(Fotogramma)
La protezione umanitaria in Italia registra un forte calo negli ultimi sette mesi, con la conseguenza di un sensibile aumento degli immigrati irregolari che vivono sul territorio nazionale: circa 40mila. Perché sono quasi 45mila i soggetti che tra il giugno 2018 e il gennaio 2019 si sono visti negare l’asilo. Solo il 2% dei richiedenti ha invece ricevuto la tutela prevista dalle norme vigenti (nel 2017, con le precedenti disposizioni, erano il 25%) mentre, nello stesso periodo, i rimpatriati non hanno superato le 5mila unità. Sono i dati che emergono da uno studio dell’Ispi, l’Istituto di politica internazionale.
Si tratta, in pratica, dei primi effetti della circolare emanata in materia dal Viminale nel luglio scorso. A quel giro di vite, che ha imposto di fatto restrizioni nella concessione dei permessi alle commissioni territoriali, ha poi fatto seguito il decreto Salvini, discusso in quei mesi e convertito in legge a dicembre.
Secondo le stime dell’Ispi, inoltre, nel 2020 il numero degli irregolari, cioè i migranti senza permesso di soggiorno, in Italia potrebbe salire addirittura di 140mila unità superando in totale quota 670mila.
La cifra è, nella sostanza, il frutto della riduzione delle forme di protezione introdotte nel nuovo “decreto sicurezza”. «Si tratta di un numero più che doppio rispetto ad appena cinque anni fa – spiega Matteo Villa, ricercatore dell’istituto – quando i migranti irregolari stimati erano meno di 300mila e sarebbe anche il record di sempre se si esclude il 2002, quando in Italia si stimavano presenti 750mila irregolari».
Ai ritmi attuali, dunque, i rimpatri dei migranti irregolari nei loro Paesi di provenienza avranno un effetto molto marginale. «Per rimpatriarli tutti – dice il ricercatore dell’Ispi – sarebbero necessari 90 anni, e solo alla condizione che nel prossimo secolo non arrivi più nessun irregolare». Un’ipotesi impossibile nella realtà. Con il recente “decreto sicurezza” il governo Conte ha abolito la “protezione umanitaria” (permesso di soggiorno per motivi umanitari, della durata massima di due anni) presente nell’ordinamento italiano sin dal 1998, una tutela che veniva concessa da una commissione territoriale su base discrezionale in presenza di cause come problemi di salute o condizioni di grave povertà nel Paese (o regione) d’origine del richiedente asilo.

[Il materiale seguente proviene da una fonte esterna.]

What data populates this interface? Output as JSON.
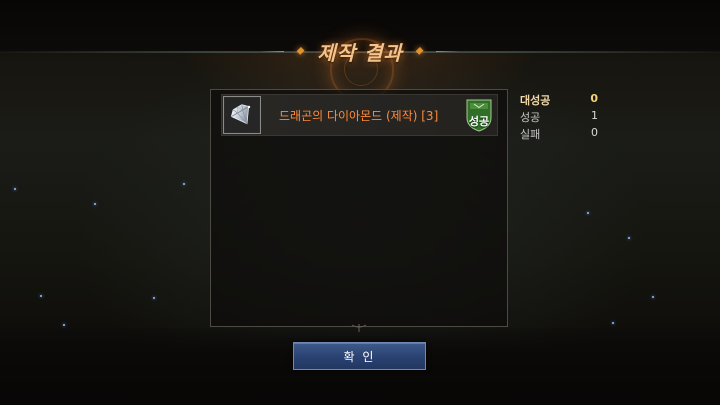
{
  "title": "제작 결과",
  "results": [
    {
      "item_name": "드래곤의 다이아몬드 (제작) [3]",
      "item_icon": "diamond-gem-icon",
      "status": "성공"
    }
  ],
  "stats": [
    {
      "label": "대성공",
      "value": "0",
      "highlight": true
    },
    {
      "label": "성공",
      "value": "1",
      "highlight": false
    },
    {
      "label": "실패",
      "value": "0",
      "highlight": false
    }
  ],
  "confirm_label": "확 인",
  "colors": {
    "title": "#f4c48a",
    "item_name": "#ff8a3a",
    "success_badge": "#2f6f28",
    "highlight_stat": "#f6d27a",
    "confirm_button": "#2a4272"
  }
}
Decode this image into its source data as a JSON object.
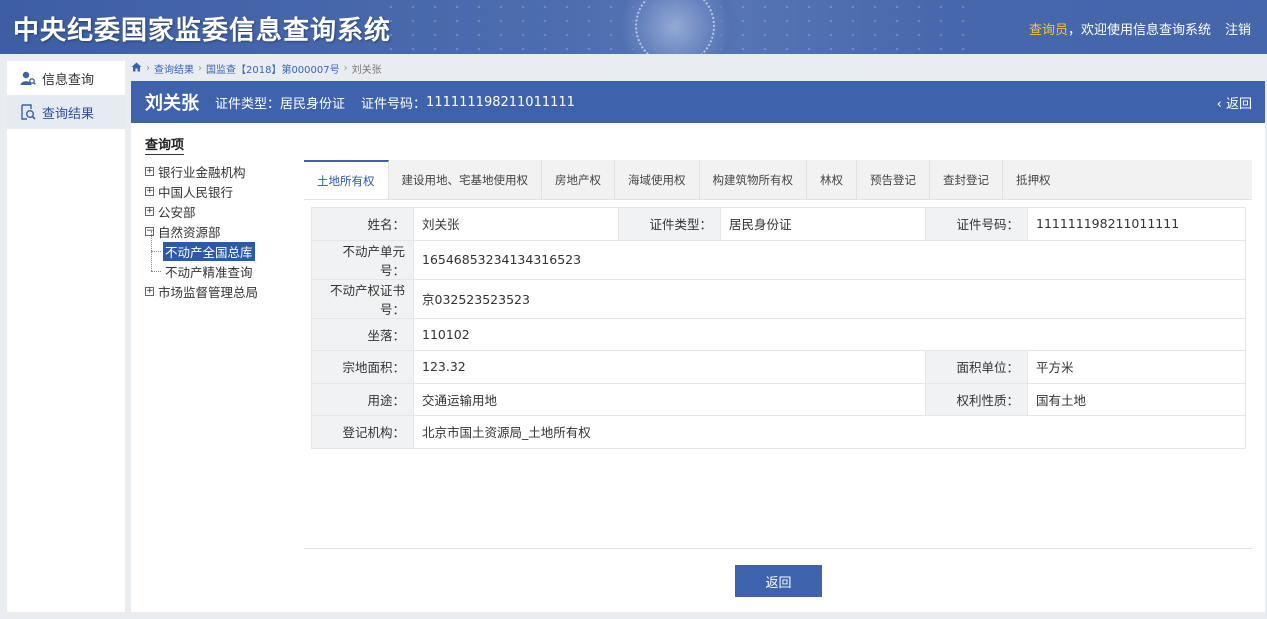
{
  "header": {
    "title": "中央纪委国家监委信息查询系统",
    "user_role": "查询员",
    "welcome": "，欢迎使用信息查询系统",
    "logout": "注销"
  },
  "nav": {
    "items": [
      {
        "label": "信息查询",
        "icon": "user-search-icon"
      },
      {
        "label": "查询结果",
        "icon": "doc-search-icon"
      }
    ]
  },
  "breadcrumb": {
    "items": [
      "查询结果",
      "国监查【2018】第000007号",
      "刘关张"
    ]
  },
  "subject": {
    "name": "刘关张",
    "id_type_label": "证件类型：",
    "id_type": "居民身份证",
    "id_no_label": "证件号码：",
    "id_no": "111111198211011111",
    "back": "返回"
  },
  "tree": {
    "header": "查询项",
    "nodes": [
      {
        "label": "银行业金融机构",
        "toggle": "+"
      },
      {
        "label": "中国人民银行",
        "toggle": "+"
      },
      {
        "label": "公安部",
        "toggle": "+"
      },
      {
        "label": "自然资源部",
        "toggle": "−"
      },
      {
        "label": "不动产全国总库",
        "selected": true
      },
      {
        "label": "不动产精准查询"
      },
      {
        "label": "市场监督管理总局",
        "toggle": "+"
      }
    ]
  },
  "tabs": [
    "土地所有权",
    "建设用地、宅基地使用权",
    "房地产权",
    "海域使用权",
    "构建筑物所有权",
    "林权",
    "预告登记",
    "查封登记",
    "抵押权"
  ],
  "detail": {
    "name_label": "姓名：",
    "name": "刘关张",
    "idtype_label": "证件类型：",
    "idtype": "居民身份证",
    "idno_label": "证件号码：",
    "idno": "111111198211011111",
    "unit_label": "不动产单元号：",
    "unit": "16546853234134316523",
    "cert_label": "不动产权证书号：",
    "cert": "京032523523523",
    "loc_label": "坐落：",
    "loc": "110102",
    "area_label": "宗地面积：",
    "area": "123.32",
    "areaunit_label": "面积单位：",
    "areaunit": "平方米",
    "use_label": "用途：",
    "use": "交通运输用地",
    "nature_label": "权利性质：",
    "nature": "国有土地",
    "org_label": "登记机构：",
    "org": "北京市国土资源局_土地所有权"
  },
  "footer": {
    "back_button": "返回"
  },
  "colors": {
    "primary": "#3f62ad",
    "accent": "#f5c340"
  }
}
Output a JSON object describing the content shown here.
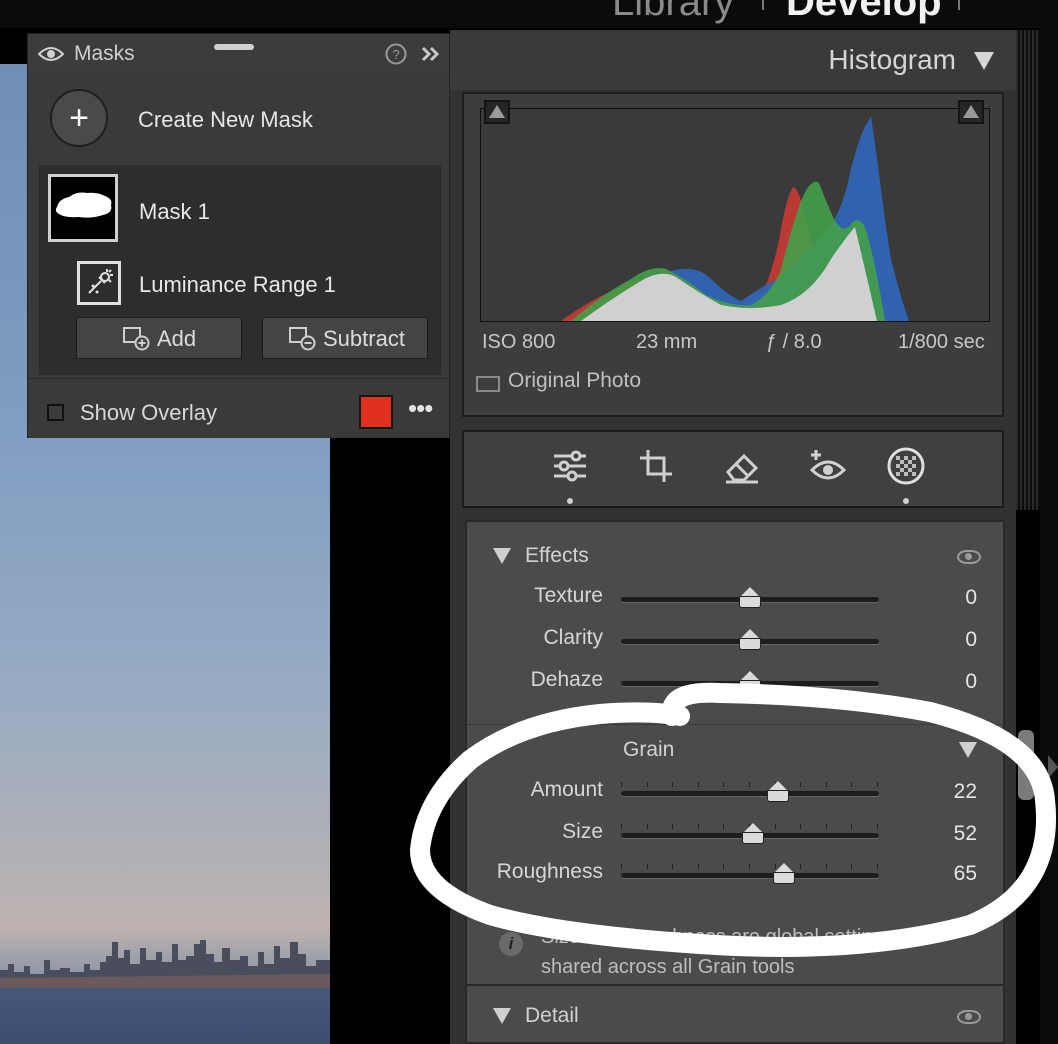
{
  "modules": {
    "library": "Library",
    "develop": "Develop"
  },
  "masks": {
    "title": "Masks",
    "help_icon": "question-circle-icon",
    "collapse_icon": "double-chevron-right-icon",
    "create_label": "Create New Mask",
    "mask_name": "Mask 1",
    "component_name": "Luminance Range 1",
    "add_label": "Add",
    "subtract_label": "Subtract",
    "overlay_label": "Show Overlay",
    "overlay_color": "#e0301e",
    "more": "•••"
  },
  "histogram": {
    "title": "Histogram",
    "iso": "ISO 800",
    "focal_length": "23 mm",
    "aperture": "ƒ / 8.0",
    "shutter": "1/800 sec",
    "original_photo_label": "Original Photo"
  },
  "tools": [
    "edit-sliders-icon",
    "crop-icon",
    "eraser-icon",
    "red-eye-icon",
    "masking-icon"
  ],
  "effects": {
    "title": "Effects",
    "sliders": [
      {
        "label": "Texture",
        "value": "0",
        "position": 0.5
      },
      {
        "label": "Clarity",
        "value": "0",
        "position": 0.5
      },
      {
        "label": "Dehaze",
        "value": "0",
        "position": 0.5
      }
    ]
  },
  "grain": {
    "title": "Grain",
    "sliders": [
      {
        "label": "Amount",
        "value": "22",
        "position": 0.61
      },
      {
        "label": "Size",
        "value": "52",
        "position": 0.51
      },
      {
        "label": "Roughness",
        "value": "65",
        "position": 0.63
      }
    ],
    "note": "Size and Roughness are global settings and shared across all Grain tools"
  },
  "detail": {
    "title": "Detail"
  }
}
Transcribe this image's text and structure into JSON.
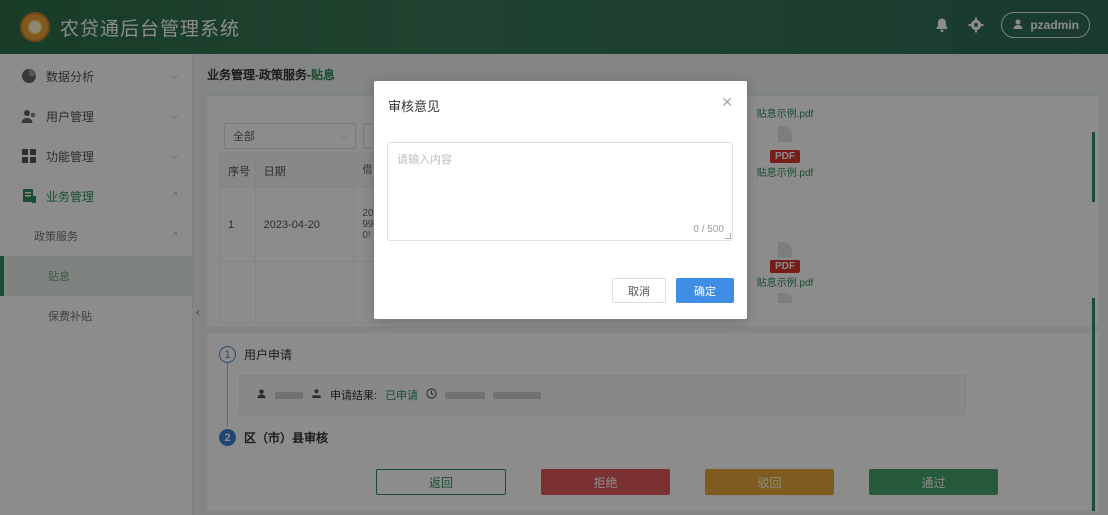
{
  "header": {
    "title": "农贷通后台管理系统",
    "username": "pzadmin",
    "icons": [
      "bell-icon",
      "gear-icon",
      "user-icon"
    ]
  },
  "sidebar": {
    "items": [
      {
        "label": "数据分析",
        "icon": "pie-chart-icon"
      },
      {
        "label": "用户管理",
        "icon": "users-icon"
      },
      {
        "label": "功能管理",
        "icon": "grid-icon"
      },
      {
        "label": "业务管理",
        "icon": "business-icon"
      }
    ],
    "submenu": {
      "label": "政策服务"
    },
    "leaves": [
      {
        "label": "贴息"
      },
      {
        "label": "保费补贴"
      }
    ]
  },
  "breadcrumb": {
    "path": "业务管理-政策服务-",
    "current": "贴息"
  },
  "filter": {
    "selected": "全部"
  },
  "table": {
    "headers": [
      "序号",
      "日期"
    ],
    "rows": [
      {
        "no": "1",
        "date": "2023-04-20",
        "partial": "20\n99\n0!"
      }
    ]
  },
  "files": [
    {
      "name": "贴息示例.pdf",
      "badge": ""
    },
    {
      "name": "贴息示例.pdf",
      "badge": "PDF"
    },
    {
      "name": "贴息示例.pdf",
      "badge": "PDF"
    }
  ],
  "steps": [
    {
      "num": "1",
      "label": "用户申请"
    },
    {
      "num": "2",
      "label": "区（市）县审核"
    }
  ],
  "step_detail": {
    "result_label": "申请结果:",
    "result_value": "已申请"
  },
  "actions": {
    "back": "返回",
    "reject": "拒绝",
    "return": "驳回",
    "pass": "通过"
  },
  "modal": {
    "title": "审核意见",
    "placeholder": "请输入内容",
    "count": "0 / 500",
    "cancel": "取消",
    "confirm": "确定"
  },
  "colors": {
    "brand": "#2f8f5b",
    "primary": "#3e8ee6",
    "danger": "#e15a5a",
    "warning": "#e5a83b",
    "success": "#46a46b"
  }
}
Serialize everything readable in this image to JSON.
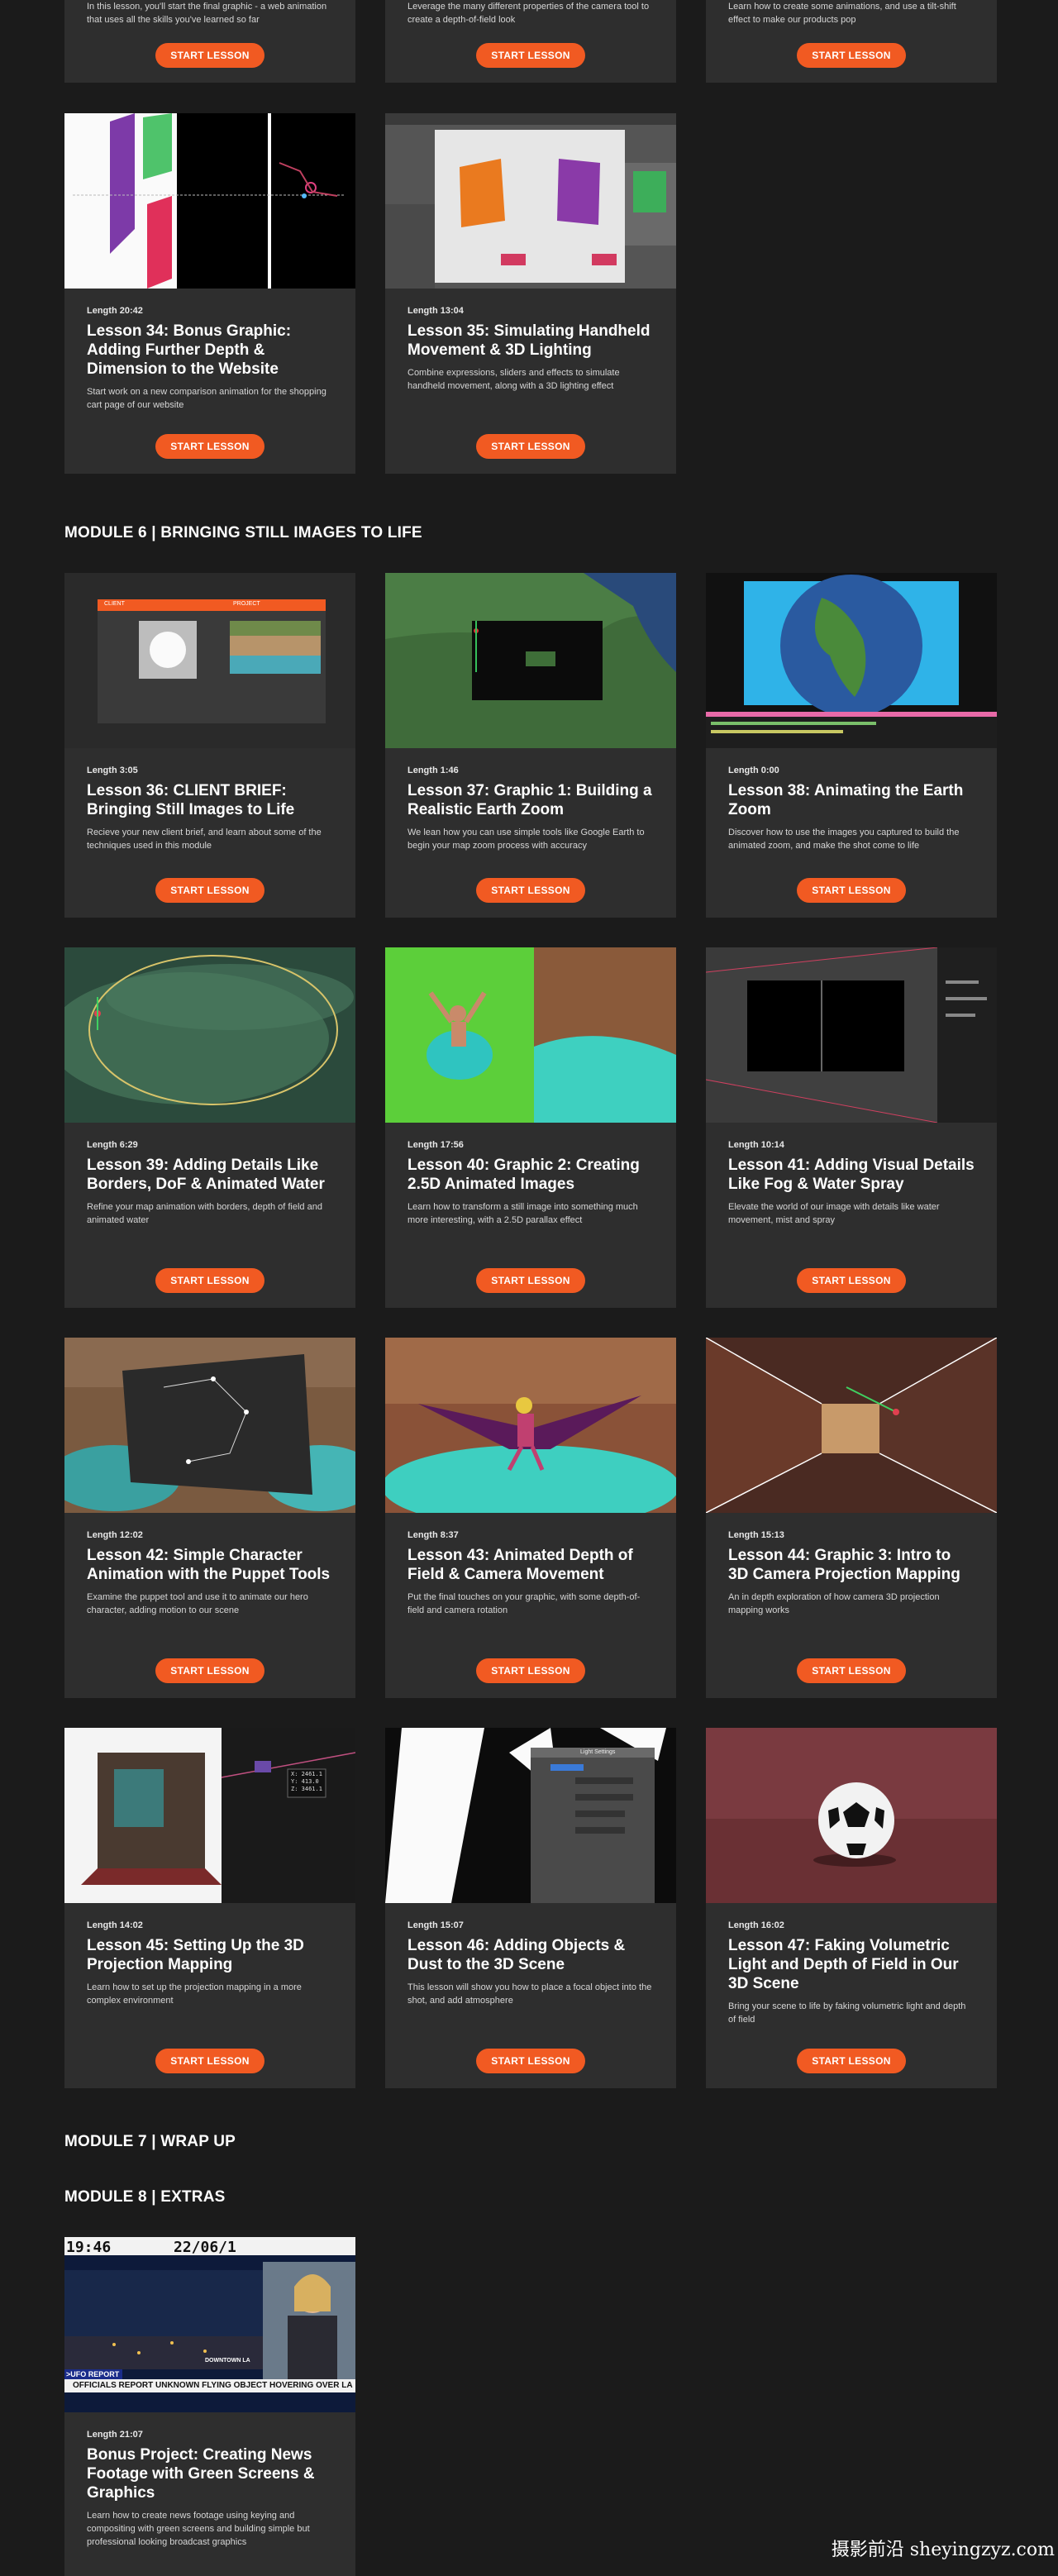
{
  "button_label": "START LESSON",
  "top_row": [
    {
      "desc": "In this lesson, you'll start the final graphic - a web animation that uses all the skills you've learned so far"
    },
    {
      "desc": "Leverage the many different properties of the camera tool to create a depth-of-field look"
    },
    {
      "desc": "Learn how to create some animations, and use a tilt-shift effect to make our products pop"
    }
  ],
  "module5_lessons": [
    {
      "length": "Length 20:42",
      "title": "Lesson 34: Bonus Graphic: Adding Further Depth & Dimension to the Website",
      "desc": "Start work on a new comparison animation for the shopping cart page of our website",
      "thumb": "web-animation"
    },
    {
      "length": "Length 13:04",
      "title": "Lesson 35: Simulating Handheld Movement & 3D Lighting",
      "desc": "Combine expressions, sliders and effects to simulate handheld movement, along with a 3D lighting effect",
      "thumb": "product-boxes"
    }
  ],
  "module6": {
    "heading": "MODULE 6 | BRINGING STILL IMAGES TO LIFE",
    "lessons": [
      {
        "length": "Length 3:05",
        "title": "Lesson 36: CLIENT BRIEF: Bringing Still Images to Life",
        "desc": "Recieve your new client brief, and learn about some of the techniques used in this module",
        "thumb": "client-brief",
        "panel_left": "CLIENT",
        "panel_right": "PROJECT"
      },
      {
        "length": "Length 1:46",
        "title": "Lesson 37: Graphic 1: Building a Realistic Earth Zoom",
        "desc": "We lean how you can use simple tools like Google Earth to begin your map zoom process with accuracy",
        "thumb": "earth-map"
      },
      {
        "length": "Length 0:00",
        "title": "Lesson 38: Animating the Earth Zoom",
        "desc": "Discover how to use the images you captured to build the animated zoom, and make the shot come to life",
        "thumb": "globe"
      },
      {
        "length": "Length 6:29",
        "title": "Lesson 39: Adding Details Like Borders, DoF & Animated Water",
        "desc": "Refine your map animation with borders, depth of field and animated water",
        "thumb": "terrain"
      },
      {
        "length": "Length 17:56",
        "title": "Lesson 40: Graphic 2: Creating 2.5D Animated Images",
        "desc": "Learn how to transform a still image into something much more interesting, with a 2.5D parallax effect",
        "thumb": "jumper"
      },
      {
        "length": "Length 10:14",
        "title": "Lesson 41: Adding Visual Details Like Fog & Water Spray",
        "desc": "Elevate the world of our image with details like water movement, mist and spray",
        "thumb": "dark-comp"
      },
      {
        "length": "Length 12:02",
        "title": "Lesson 42: Simple Character Animation with the Puppet Tools",
        "desc": "Examine the puppet tool and use it to animate our hero character, adding motion to our scene",
        "thumb": "puppet"
      },
      {
        "length": "Length 8:37",
        "title": "Lesson 43: Animated Depth of Field & Camera Movement",
        "desc": "Put the final touches on your graphic, with some depth-of-field and camera rotation",
        "thumb": "bird-man"
      },
      {
        "length": "Length 15:13",
        "title": "Lesson 44: Graphic 3: Intro to 3D Camera Projection Mapping",
        "desc": "An in depth exploration of how camera 3D projection mapping works",
        "thumb": "alley"
      },
      {
        "length": "Length 14:02",
        "title": "Lesson 45: Setting Up the 3D Projection Mapping",
        "desc": "Learn how to set up the projection mapping in a more complex environment",
        "thumb": "room",
        "readout": [
          "X: 2461.1",
          "Y: 413.0",
          "Z: 3461.1"
        ]
      },
      {
        "length": "Length 15:07",
        "title": "Lesson 46: Adding Objects & Dust to the 3D Scene",
        "desc": "This lesson will show you how to place a focal object into the shot, and add atmosphere",
        "thumb": "settings-panel",
        "panel_title": "Light Settings"
      },
      {
        "length": "Length 16:02",
        "title": "Lesson 47: Faking Volumetric Light and Depth of Field in Our 3D Scene",
        "desc": "Bring your scene to life by faking volumetric light and depth of field",
        "thumb": "football"
      }
    ]
  },
  "module7": {
    "heading": "MODULE 7 | WRAP UP"
  },
  "module8": {
    "heading": "MODULE 8 | EXTRAS",
    "lessons": [
      {
        "length": "Length 21:07",
        "title": "Bonus Project: Creating News Footage with Green Screens & Graphics",
        "desc": "Learn how to create news footage using keying and compositing with green screens and building simple but professional looking broadcast graphics",
        "thumb": "news",
        "news_time": "19:46",
        "news_date": "22/06/1",
        "news_tag": ">UFO REPORT",
        "news_location": "DOWNTOWN LA",
        "news_ticker": "OFFICIALS REPORT UNKNOWN FLYING OBJECT HOVERING OVER LA"
      }
    ]
  },
  "watermark": "摄影前沿 sheyingzyz.com"
}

E tutto questo mette a rischio, per i migranti, anche i diritti fondamentali riconosciuti dalla Costituzione. L’allarme su questo versante è stato lanciato ieri dal presidente del Consiglio di Stato, Filippo Patroni Griffi, in occasione dell’inaugurazione dell’anno giudiziario. Il linguaggio usato da Patroni Griffi è tecnico ma il messaggio che passa è immediato: gli interventi legislativi che si sono succeduti in materia di immigrazione, l’ultimo dei quali è, appunto, la “legge sicurezza”, hanno condotto a «uno statuto dello straniero in più parti derogatorio rispetto all’ordinario quadro di regole e valori che disciplinano il rapporto tra il pubblico potere e i cittadini». È così che è «entrato in tensione il nucleo dei diritti fondamentali», dice il presidente del massimo organo di Giustizia amministrativa, che rivendica il merito di aver dato, alla sua attività «una dimensione concreta ai diritti fondamentali dei migranti, dalla salute all’adeguata protezione dei minori».